Reforma agraria yang seharusnya menjadi jalan keluar, tereduksi menjadi program sertifikasi, sementara akar ketidakadilan terus dibiarkan menyebar.
Lonjakan konflik agraria bukan sekadar statistik, melainkan potret nyata kegagalan negara dalam menjalankan amanat UUPA 1960. Alih-alih menata struktur penguasaan tanah, kebijakan agraria justru menormalisasi praktik perampasan.
Proyek strategis nasional, ekspansi perkebunan, hingga tambang mineral dibentangkan sebagai simbol pembangunan, padahal di baliknya ribuan keluarga terusir dari tanah garapan, dipaksa hengkang dari kampung halaman, bahkan kehilangan status hukum atas tanah yang telah mereka kelola turun-temurun.
Keterlibatan aparat dalam melindungi kepentingan modal besar semakin memperlebar jurang ketidakadilan.
Tahun 2024 KPA mencatat sedikitnya 556 orang menjadi korban kekerasan dan kriminalisasi di wilayah konflik agraria. Dari jumlah itu, 399 orang dikriminalisasi, 149 orang mengalami kekerasan fisik, sementara 4 orang ditembak dan 4 orang tewas akibat tindakan aparat. Korban-korban tersebut mayoritas berasal dari kelompok petani, masyarakat adat, dan warga miskin kota yang mempertahankan ruang hidupnya.

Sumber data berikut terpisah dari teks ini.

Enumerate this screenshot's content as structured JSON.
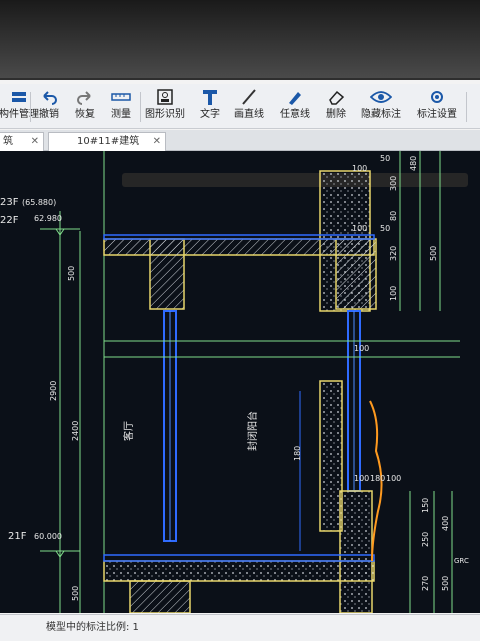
{
  "toolbar": {
    "items": [
      {
        "label": "构件管理",
        "icon": "layers-icon"
      },
      {
        "label": "撤销",
        "icon": "undo-icon"
      },
      {
        "label": "恢复",
        "icon": "redo-icon"
      },
      {
        "label": "测量",
        "icon": "ruler-icon"
      },
      {
        "label": "图形识别",
        "icon": "shape-recognition-icon"
      },
      {
        "label": "文字",
        "icon": "text-icon"
      },
      {
        "label": "画直线",
        "icon": "line-icon"
      },
      {
        "label": "任意线",
        "icon": "pen-icon"
      },
      {
        "label": "删除",
        "icon": "eraser-icon"
      },
      {
        "label": "隐藏标注",
        "icon": "eye-icon"
      },
      {
        "label": "标注设置",
        "icon": "settings-icon"
      }
    ]
  },
  "tabs": [
    {
      "label": "筑"
    },
    {
      "label": "10#11#建筑"
    }
  ],
  "drawing": {
    "levels": [
      {
        "name": "23F",
        "elev": "(65.880)"
      },
      {
        "name": "22F",
        "elev": "62.980"
      },
      {
        "name": "21F",
        "elev": "60.000"
      }
    ],
    "left_dims": [
      "500",
      "2900",
      "2400",
      "500"
    ],
    "rooms": [
      "客厅",
      "封闭阳台"
    ],
    "top_dims": [
      "100",
      "50",
      "100",
      "50"
    ],
    "right_dims": [
      "480",
      "300",
      "80",
      "320",
      "500",
      "100",
      "100"
    ],
    "bottom_dims": [
      "100",
      "180",
      "100",
      "150",
      "250",
      "400",
      "270",
      "500"
    ],
    "misc_texts": [
      "180",
      "GRC"
    ]
  },
  "status": {
    "text": "模型中的标注比例: 1"
  },
  "colors": {
    "canvas_bg": "#0b1018",
    "cad_line": "#e8d66a",
    "wall_blue": "#2f6bff",
    "dim_green": "#7fdc8a"
  }
}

Negara tampil bukan sebagai penengah, melainkan sebagai tangan represif yang memastikan kepentingan korporasi berjalan mulus. Reforma agraria pun kehilangan makna: bukan lagi tentang pemerataan dan fungsi sosial tanah, melainkan instrumen legalisasi ketimpangan. Petani, yang semestinya diposisikan sebagai tulang punggung ketahanan pangan, justru terus digusur.

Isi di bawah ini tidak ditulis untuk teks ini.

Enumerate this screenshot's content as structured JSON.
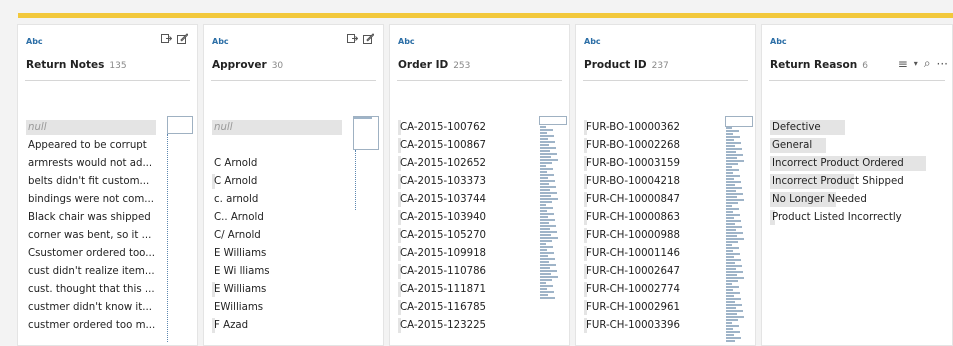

Kontradiksi ini menyingkap wajah sesungguhnya dari pembangunan agraria di Indonesia: sebuah pembangunan yang berdiri di atas pengorbanan rakyat kecil.
Reforma agraria di Indonesia sejak awal dimaksudkan sebagai agenda perubahan struktural, yakni merombak ketimpangan penguasaan tanah melalui
landreform
. Konsep ini sejalan dengan pandangan agraria klasik ala Marx tentang pentingnya distribusi ulang alat produksi agar tidak terkonsentrasi di tangan segelintir elite (Marx, 1867).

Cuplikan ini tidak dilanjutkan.